Kutuplaşma sonucunda, yolsuzluk AK Parti seçmeninin oy tercihini etkileyen faktörler arasında alt sıralara mı geriledi?

Hayır, o yine kendi önemine layık bir derinlikte ve acıda duruyor. Ama oy tercihine yansıyamıyor maalesef. Yansımaması onların kabahati değil.

CHP seçmeni yolsuzluğa AK Parti seçmeninden daha mı duyarlı?

Ben bu soruya cevap vermek bile istemiyorum. CHP, öyle insanları içinde tutuyor ve aday yapıyor ki, yolsuzluktan bahsettiğinde inandırıcı olamıyor. İki partiyi de tartar halk, oyunu ona göre verir. Siz zannediyorsunuz ki, AK Parti’ye oy verenler, göbeğini kaşıyan insanlardır, akılsızdır, bilgisizdir, ufak menfaatlere oyunu satar. Bakın, ben bu kış en az üç tane, helikopterle dağın başından alınıp hastaneye götürülen ve doğum yapan kadın haberi izledim.  Bu basit bir şey mi? Adamlar bunu hiç mukayese etmez mi? Tabii ki bilerek veriyorlar oylarını.

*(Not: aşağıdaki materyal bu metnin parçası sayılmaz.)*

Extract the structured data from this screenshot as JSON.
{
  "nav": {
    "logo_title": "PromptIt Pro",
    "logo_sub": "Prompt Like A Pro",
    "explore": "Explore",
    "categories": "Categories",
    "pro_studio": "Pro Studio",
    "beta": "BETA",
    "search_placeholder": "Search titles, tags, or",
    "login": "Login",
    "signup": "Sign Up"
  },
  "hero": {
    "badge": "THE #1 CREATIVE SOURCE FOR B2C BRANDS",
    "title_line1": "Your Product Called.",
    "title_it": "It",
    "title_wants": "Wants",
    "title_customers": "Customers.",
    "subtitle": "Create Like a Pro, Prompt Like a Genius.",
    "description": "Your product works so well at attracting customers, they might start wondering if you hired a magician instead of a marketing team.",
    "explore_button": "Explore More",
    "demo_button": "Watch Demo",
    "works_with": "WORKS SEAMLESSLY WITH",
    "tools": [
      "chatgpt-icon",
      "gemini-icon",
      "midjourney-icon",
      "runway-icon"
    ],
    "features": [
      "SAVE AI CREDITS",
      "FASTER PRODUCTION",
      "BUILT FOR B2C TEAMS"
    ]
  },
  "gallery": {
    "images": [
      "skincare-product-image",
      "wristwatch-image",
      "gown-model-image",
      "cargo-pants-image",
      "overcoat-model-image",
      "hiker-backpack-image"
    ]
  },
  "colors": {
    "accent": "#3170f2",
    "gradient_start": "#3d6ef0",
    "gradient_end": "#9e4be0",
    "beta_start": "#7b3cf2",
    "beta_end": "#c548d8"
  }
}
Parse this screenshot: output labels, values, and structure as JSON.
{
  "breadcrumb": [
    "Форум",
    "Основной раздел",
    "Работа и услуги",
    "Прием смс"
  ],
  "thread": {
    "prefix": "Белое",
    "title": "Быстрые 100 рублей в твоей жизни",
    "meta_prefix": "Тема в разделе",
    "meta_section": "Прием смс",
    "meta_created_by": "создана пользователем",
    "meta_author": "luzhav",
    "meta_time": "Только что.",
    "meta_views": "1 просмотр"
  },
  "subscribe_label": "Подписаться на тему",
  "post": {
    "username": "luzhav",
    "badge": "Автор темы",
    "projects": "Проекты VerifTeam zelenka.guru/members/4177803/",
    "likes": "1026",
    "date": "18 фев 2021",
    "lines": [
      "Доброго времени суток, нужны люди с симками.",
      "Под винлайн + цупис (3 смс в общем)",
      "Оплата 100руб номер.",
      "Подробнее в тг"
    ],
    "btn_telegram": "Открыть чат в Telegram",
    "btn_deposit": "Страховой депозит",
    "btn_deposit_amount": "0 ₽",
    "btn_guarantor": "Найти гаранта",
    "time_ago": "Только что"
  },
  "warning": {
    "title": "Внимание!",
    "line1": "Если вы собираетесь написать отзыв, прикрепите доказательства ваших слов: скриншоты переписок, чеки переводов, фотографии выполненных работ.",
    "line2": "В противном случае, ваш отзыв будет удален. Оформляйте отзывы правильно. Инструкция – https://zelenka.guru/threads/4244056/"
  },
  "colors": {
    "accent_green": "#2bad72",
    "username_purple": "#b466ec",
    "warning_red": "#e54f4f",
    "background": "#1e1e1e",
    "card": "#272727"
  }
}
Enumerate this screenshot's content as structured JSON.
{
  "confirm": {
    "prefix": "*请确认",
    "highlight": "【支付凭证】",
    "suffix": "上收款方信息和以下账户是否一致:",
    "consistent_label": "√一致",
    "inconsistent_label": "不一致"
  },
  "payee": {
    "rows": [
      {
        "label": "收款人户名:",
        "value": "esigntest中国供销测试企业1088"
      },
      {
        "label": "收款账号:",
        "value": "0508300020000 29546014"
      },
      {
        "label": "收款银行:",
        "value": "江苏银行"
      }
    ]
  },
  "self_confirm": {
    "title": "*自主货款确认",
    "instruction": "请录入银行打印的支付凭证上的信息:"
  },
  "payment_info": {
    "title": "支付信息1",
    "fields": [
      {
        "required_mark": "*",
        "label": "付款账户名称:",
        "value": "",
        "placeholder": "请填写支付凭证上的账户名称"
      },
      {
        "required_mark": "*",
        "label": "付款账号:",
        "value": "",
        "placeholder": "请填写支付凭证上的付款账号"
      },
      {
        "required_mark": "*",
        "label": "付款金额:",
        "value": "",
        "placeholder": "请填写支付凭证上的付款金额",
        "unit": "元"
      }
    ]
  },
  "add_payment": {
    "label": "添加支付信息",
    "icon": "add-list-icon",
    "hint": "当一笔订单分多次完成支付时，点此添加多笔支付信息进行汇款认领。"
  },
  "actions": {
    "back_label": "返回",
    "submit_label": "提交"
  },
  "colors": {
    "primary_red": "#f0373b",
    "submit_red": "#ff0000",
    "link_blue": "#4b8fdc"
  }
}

Ancak şunu söyleyebiliriz değil mi; AK Parti seçmeninin çoğunluğu için helikopterle hastaneye götürülmek önemli, başörtüsü yasağının kalkması önemli ama Twitter yasağı o kadar da önemli değil, başkalarına yapılan haksızlıkları görmezden gelebiliyorlar?

Görmezden gelmiyorlar, ama kendi hayatları daha önemli... Aydınların çoğu, bu insanları, 60 senedir küçümsemiş, ötekileştirmiş. Onları adam yerine koymamış. Bakın, en çok satan gazetenin çok meşhur yazarı daha üç gün evvel, bu insanlara akılsız demeye gelen bir yazı yazdı. Bunları söyledikten sonra o adam sizin tuttuğunuz partiye oy verir mi? Diyorsunuz ki, seçim sandığı geldiğinde beni hatırlasın, kimsiniz de sizi hatırlasın!

Ne zaman tercihini değiştirir seçmen?

Şu karşıda simit satan adam bilse ki, size oy verdiğinde itibar görecek, ötekileştirilmeyecek o zaman farklı davranabilir, ama şimdi farklı davranmıyor, davranamıyor. Bakın ben, CHP’de en az 40 sene fiilen çalıştım. Aşağı yukarı ilk 20 sene bugün sokaklarda bağıranlara yakın düşünüyordum. O yıllarda, seçim akşamları hep hüsrana uğradığımı çok iyi hatırlıyorum. Ama Demokrat Parti’nin niçin daha fazla oy aldığını çok iyi biliyorum. CHP’nin 1957’de neden yüzde 42 aldığını da biliyorum. Hepsinin makul sebepleri var. Şöyle düşünün; bu halk seçim günü uyandı, ondan evvelki olayları çok iyi biliyor ve hep beraber karar verdi. Bu kararı tartışabiliriz, ama bu karara karşı olmak diye bir şey olmaması lazım. Nedenlerini saygıyla öğrenmeye çalışmamız lazım.